The world´s foremost ecclesiastical statistician, David B. Barrett, presents numbers that prove the pentecostal movement to be the second largest Christian movement in the world after the roman church, and will have grown numerically from 16 million pentecostals in 1945, to probably 740 million in 2025 (David B. Barrett et al., 2001 World Christian Encyclopedia. Oxford University Press).
In 1973, Peter Wagner, Professor at Fuller Theological Seminary, was so impressed by the growth of the pentecostal movement in Latin America, that he wrote the book: “Look Out! The Pentecostals Are Coming!” (Creation House, 1973). Here he introduced the characteristics: 1) Power from on high. 2) The gospel to the people. 3) Church planting. 4) Plant seeds in good soil. 5) Healthy churches. 6) Theological training on the streets. 7) Fun in church! 8) Prayer for the sick. 9) Social involvement.

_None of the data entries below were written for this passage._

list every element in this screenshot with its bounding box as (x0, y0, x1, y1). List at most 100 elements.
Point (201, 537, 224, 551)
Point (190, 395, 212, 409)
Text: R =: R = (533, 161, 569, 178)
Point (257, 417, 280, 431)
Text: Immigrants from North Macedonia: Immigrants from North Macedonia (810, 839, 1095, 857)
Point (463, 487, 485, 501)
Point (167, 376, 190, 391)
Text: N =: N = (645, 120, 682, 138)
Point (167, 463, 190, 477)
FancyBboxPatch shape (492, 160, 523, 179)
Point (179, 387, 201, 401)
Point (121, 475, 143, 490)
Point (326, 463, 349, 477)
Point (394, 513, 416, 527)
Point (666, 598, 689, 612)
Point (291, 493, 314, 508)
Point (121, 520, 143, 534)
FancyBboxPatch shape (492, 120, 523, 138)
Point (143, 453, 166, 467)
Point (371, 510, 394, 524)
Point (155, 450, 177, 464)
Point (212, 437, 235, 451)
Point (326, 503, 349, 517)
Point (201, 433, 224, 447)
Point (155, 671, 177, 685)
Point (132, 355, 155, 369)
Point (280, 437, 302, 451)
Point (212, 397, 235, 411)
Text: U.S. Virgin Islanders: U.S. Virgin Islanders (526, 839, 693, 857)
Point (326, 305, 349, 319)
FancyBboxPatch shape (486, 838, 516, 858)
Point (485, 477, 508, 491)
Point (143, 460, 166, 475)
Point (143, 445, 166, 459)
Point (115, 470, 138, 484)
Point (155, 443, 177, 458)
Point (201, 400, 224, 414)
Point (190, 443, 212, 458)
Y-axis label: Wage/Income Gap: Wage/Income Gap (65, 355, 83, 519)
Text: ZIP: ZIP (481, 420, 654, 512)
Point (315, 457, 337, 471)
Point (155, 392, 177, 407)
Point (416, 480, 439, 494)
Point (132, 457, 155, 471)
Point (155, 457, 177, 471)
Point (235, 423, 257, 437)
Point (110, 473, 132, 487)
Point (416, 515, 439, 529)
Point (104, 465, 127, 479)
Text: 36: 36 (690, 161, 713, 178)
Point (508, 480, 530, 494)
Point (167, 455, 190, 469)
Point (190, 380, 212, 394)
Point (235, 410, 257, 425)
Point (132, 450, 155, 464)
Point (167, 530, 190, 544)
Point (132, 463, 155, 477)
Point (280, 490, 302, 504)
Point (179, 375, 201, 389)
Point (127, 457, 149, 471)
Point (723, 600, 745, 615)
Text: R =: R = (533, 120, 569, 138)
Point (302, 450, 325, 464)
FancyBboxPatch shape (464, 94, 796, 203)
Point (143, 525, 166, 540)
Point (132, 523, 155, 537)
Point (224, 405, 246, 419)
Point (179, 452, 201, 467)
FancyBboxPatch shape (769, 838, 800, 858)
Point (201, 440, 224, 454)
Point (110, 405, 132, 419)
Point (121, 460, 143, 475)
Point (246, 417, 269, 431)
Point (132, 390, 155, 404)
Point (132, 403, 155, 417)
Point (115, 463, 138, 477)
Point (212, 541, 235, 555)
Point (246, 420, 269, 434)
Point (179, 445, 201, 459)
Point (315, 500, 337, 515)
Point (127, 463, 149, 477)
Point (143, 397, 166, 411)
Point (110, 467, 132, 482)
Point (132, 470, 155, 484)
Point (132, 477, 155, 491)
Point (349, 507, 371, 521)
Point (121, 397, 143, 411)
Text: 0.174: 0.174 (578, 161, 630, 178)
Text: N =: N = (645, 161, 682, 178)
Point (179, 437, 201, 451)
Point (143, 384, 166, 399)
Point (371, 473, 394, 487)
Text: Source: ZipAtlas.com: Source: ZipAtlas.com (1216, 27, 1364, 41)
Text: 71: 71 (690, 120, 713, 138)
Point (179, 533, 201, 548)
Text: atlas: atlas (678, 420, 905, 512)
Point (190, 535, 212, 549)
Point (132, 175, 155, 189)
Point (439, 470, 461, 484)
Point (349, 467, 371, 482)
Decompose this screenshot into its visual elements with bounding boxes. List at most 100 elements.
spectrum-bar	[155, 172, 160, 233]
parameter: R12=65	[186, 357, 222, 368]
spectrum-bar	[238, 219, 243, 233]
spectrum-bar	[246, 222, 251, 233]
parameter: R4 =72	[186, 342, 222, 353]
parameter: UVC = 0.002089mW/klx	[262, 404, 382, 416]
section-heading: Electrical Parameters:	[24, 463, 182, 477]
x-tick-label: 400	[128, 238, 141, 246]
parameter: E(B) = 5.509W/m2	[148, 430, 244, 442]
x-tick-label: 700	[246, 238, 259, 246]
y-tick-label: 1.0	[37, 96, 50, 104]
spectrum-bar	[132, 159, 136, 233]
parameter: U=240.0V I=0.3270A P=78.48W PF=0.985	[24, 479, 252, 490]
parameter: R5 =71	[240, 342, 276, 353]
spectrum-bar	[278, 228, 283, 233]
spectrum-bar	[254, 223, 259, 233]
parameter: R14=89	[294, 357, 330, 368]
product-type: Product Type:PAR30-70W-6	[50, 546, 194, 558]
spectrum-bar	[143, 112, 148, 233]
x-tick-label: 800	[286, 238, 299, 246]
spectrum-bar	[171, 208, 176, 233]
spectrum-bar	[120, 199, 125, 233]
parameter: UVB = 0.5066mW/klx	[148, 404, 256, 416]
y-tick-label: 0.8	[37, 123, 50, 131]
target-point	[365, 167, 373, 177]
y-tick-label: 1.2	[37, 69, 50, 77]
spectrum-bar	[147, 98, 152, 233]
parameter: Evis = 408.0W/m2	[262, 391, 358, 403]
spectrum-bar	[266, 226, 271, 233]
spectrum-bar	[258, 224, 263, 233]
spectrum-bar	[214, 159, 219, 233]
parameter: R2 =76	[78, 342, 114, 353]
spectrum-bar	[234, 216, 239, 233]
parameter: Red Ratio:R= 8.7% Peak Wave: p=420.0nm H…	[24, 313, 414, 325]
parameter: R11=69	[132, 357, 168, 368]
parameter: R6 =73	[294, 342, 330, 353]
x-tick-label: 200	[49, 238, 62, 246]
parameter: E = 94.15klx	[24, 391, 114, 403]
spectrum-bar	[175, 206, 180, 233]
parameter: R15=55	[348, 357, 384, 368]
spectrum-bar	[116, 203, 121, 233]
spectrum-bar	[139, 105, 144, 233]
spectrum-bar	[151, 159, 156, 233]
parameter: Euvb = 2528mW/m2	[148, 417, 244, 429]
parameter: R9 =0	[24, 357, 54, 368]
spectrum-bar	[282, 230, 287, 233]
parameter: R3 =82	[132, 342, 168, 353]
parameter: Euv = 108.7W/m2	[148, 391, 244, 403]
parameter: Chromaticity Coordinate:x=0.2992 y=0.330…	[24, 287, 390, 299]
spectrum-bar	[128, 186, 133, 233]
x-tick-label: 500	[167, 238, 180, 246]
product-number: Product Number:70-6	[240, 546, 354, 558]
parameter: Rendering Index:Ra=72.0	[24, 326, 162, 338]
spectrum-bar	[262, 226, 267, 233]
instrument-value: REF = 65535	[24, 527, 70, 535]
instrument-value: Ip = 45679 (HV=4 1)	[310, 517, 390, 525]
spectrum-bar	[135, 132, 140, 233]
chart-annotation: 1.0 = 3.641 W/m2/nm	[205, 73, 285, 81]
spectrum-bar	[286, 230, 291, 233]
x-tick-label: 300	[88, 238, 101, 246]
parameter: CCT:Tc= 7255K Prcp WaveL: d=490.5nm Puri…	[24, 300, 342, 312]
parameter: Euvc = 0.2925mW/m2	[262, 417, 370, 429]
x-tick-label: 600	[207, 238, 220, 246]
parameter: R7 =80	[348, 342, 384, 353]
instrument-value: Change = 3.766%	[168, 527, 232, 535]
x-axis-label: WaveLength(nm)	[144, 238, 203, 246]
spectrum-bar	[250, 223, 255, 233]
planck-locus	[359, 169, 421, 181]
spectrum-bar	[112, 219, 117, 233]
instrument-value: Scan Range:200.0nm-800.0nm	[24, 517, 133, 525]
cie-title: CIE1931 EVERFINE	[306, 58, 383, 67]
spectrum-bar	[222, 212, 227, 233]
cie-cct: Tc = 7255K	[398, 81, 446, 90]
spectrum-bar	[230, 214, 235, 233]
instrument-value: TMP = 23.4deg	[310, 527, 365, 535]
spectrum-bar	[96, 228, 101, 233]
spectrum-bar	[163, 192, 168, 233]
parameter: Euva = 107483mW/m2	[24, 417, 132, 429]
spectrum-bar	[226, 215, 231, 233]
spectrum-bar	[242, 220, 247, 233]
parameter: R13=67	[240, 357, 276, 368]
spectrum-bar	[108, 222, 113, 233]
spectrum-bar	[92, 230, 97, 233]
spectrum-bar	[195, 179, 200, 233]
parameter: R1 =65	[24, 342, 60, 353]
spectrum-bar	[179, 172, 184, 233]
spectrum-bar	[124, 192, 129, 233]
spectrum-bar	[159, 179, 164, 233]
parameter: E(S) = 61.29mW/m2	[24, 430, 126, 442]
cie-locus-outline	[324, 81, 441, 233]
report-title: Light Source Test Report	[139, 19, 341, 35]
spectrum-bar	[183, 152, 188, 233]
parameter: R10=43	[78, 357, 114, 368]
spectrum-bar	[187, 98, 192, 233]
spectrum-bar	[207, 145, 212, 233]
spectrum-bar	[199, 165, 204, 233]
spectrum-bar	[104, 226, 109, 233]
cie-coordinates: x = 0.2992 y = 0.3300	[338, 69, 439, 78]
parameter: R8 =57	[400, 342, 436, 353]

The growth worldwide is because it is a “movement organization” (Gerlach & Hine, 1968 “Five Factors Crucial to the Growth and Spread of a Modern Religious Movement.” Journal for the Scientific Study of Religion).
But the lacking growth in Norway and Europe could among other factors be because it doesn´t function here as such a “movement organization”. T.B.Barratt fought against the tendency to immobility, but during the course of time beaurocrats have taken over, and the growth graphs are so far pointing inevitably downwards.
Pentecostal-Charismatic Christianity will be a force to reckon with in the coming years, and criticism will be helpful for its diverse development.